I’ve always thought of myself as an entrepreneur.
When I was just four years old, my father passed away, leaving my mom who was just 24, with three kids. Her life changed drastically. She began working multiple jobs just to make sure we had as many opportunities as possible. Over the next two decades, my mother went from fast-food worker to hairstylist to business owner. I watched and learned the hustle, and by the age of eight, I started my own “business” with my best friend washing cars, cleaning houses, selling homemade greeting cards—the possibilities for me were endless at that age. For me, being an entrepreneur wasn’t an option, it was a necessity. It was an undeniable calling within my DNA.
Fast forward many years, after getting an M.S. in Organizational Development with an emphasis in Change Management, I founded and sold my own leadership-training and organizational-development company. Eventually, my passion for entrepreneurship, innovation, social good and a world of endless possibilities is what led me to founding AngelHack; a female-owned, female-majority company that provides entrepreneurs with emerging technologies and promotes the creation of seamless technology both inside and out of Silicon Valley.
My career in entrepreneurship spans over the course of more than 10 years, and during that time, the digital landscape has been constantly changing and evolving. But what’s changed? How has the digital landscape evolved and become one of the main ways to source and sustain opportunity? How has this changed the demographics of the workforce and made it possible to thrive as minority women in technology?
Throughout my mother’s entrepreneurial journey, there was no “digital landscape,” and what did exist wasn’t accessible, affordable or even widely used at that point in time. Now, I would argue that the internet is one of the most powerful tools in the world. It provides someone who knows how to code with endless job opportunities, and it has even opened the possibility for new careers’ such as Growth Hackers, Design Managers, Social Media Managers and more. Additionally, it has served as a platform for minorities and women in tech to connect with other allies and to advance their careers, helping us once and for all close the gender gap.
So, what tools do you use, and how do you use them to build your own successful brand? Here are some tips:
Build Your Brand
The internet is now a place where you can do and create virtually anything you want, but what's changing is how accessible information is and how fast you can get it to the most relevant people. Social media is now one of the leading ways people get their news. More than two-thirds of Americans are getting their news from social media, spending an average of nine hours per day on social accounts such as Facebook, Twitter, Instagram, and LinkedIn. This means, whether you are blogging, building a community, or advocating for yourself and others, you have a built-in audience. And they are paying attention.
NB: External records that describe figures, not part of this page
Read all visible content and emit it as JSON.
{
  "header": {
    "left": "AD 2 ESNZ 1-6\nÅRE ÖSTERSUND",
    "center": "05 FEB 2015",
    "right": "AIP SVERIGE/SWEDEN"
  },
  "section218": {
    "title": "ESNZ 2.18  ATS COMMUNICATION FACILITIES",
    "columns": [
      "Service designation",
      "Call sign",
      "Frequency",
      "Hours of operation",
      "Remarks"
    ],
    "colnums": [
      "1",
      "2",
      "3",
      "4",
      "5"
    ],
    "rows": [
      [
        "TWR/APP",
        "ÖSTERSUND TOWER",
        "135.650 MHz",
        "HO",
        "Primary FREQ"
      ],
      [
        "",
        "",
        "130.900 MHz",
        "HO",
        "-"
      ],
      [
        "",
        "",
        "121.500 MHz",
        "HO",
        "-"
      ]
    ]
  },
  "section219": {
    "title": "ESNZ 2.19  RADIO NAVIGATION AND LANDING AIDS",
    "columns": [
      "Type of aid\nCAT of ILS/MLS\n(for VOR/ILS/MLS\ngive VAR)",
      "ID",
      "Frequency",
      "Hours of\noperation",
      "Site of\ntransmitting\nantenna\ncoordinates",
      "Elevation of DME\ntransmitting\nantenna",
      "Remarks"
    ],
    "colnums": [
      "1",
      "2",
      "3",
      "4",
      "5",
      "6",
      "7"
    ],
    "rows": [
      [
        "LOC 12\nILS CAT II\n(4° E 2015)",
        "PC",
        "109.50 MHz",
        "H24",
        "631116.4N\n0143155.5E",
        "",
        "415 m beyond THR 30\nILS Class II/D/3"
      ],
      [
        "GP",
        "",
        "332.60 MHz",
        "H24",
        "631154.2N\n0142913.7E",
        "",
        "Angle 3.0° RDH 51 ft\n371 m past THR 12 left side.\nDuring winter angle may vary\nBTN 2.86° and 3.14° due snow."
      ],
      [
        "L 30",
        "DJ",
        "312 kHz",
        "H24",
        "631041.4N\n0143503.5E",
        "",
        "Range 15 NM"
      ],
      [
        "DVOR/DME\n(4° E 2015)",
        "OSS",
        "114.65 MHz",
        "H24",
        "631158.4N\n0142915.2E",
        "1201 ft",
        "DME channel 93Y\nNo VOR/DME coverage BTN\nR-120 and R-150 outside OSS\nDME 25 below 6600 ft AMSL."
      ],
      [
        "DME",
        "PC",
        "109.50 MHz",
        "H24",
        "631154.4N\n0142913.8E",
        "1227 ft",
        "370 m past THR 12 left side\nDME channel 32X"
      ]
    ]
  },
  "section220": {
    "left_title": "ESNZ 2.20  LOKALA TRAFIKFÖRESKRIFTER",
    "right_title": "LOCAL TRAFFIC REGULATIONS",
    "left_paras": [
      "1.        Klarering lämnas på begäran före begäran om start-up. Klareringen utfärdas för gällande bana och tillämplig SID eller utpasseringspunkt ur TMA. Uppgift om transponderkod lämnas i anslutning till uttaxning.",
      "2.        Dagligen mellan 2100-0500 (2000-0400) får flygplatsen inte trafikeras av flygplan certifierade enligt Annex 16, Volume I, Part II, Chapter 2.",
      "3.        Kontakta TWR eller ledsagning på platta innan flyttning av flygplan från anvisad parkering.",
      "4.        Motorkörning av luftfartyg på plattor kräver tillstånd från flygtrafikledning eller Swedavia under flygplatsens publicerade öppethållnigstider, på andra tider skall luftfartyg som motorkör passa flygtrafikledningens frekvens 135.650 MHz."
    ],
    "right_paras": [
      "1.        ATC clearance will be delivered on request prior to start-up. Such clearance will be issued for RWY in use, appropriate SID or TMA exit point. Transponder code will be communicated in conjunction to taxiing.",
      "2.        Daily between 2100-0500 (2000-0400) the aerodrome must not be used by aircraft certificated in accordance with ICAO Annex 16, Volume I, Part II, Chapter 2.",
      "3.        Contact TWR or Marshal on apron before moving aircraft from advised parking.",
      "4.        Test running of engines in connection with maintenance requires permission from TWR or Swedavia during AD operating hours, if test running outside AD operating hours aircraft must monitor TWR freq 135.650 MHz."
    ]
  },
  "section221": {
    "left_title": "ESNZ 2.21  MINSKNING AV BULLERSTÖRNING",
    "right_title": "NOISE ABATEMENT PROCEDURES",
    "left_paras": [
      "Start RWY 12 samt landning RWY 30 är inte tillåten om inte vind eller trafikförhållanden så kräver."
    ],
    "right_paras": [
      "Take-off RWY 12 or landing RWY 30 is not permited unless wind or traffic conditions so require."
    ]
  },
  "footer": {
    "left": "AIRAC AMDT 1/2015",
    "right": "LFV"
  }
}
With an increase in web traffic, we’ve seen an uptick in resources. And they are growing like wildfire. We’ve seen webinars, live Twitter chats, Slack groups, Facebook groups and more pop up that directly contribute to business development, networking, and brand awareness. I know this may seem obvious, but USE THEM! Simply schedule a recurring calendar block that reminds you to log on, check Slack each day, and engage with others. Your work and personal life will improve by leaps and bounds through the connections you make.
This is especially useful and relevant to women and other minorities in tech, such as myself. The amount of online resources dedicated to networking with and supporting other women in tech is beautiful and inspiring. It is because of these groups, their fast-growing communities, and the badass women who are members of them, that have made it possible to amplify messages such as the #MeToo movement and to publicly work towards better work environments.
Some of my favorite digital groups include:
Utilize Your Network Efficiently
As you build your brand online, your network will, without a doubt, begin to grow. However, part of your success in a new age of digital landscape is dependent on how well you utilize your new network. I’ve broken down the two-step process that has always proven to work extremely well for me and my team.
Do your research.
This is the most important step when it comes to utilizing your network. While it can be time-consuming, it always produces the best results, and it cultivates strong relationships. New functions from LinkedIn search filters enable you to search connections or friends’ connections in common by title, place of employment, areas of expertise and location. Once you’ve done your research, looked at mutual connections, and know the common ground you share, you should be able to easily target who you’d like to reach out to, which brings me to step two.
Ask for a warm intro.
In my experience, lots of people are hesitant to ask for a warm introduction, and I’m not sure why. Asking for a warm introduction can be a win-win for everyone involved. It typically strengthens the relationship with your current contact while growing your network. When doing outreach, a warm introduction is much more likely to result in a response, a phone call or an in-person meeting.
I’ve used both tactics for years, and I've made some really valuable connections, and I've spoken internationally to corporates, nonprofits, and student audiences on rapid innovation, entrepreneurship, women in tech, social good and more. So, get started today on building your brand online, growing your network and making new connections.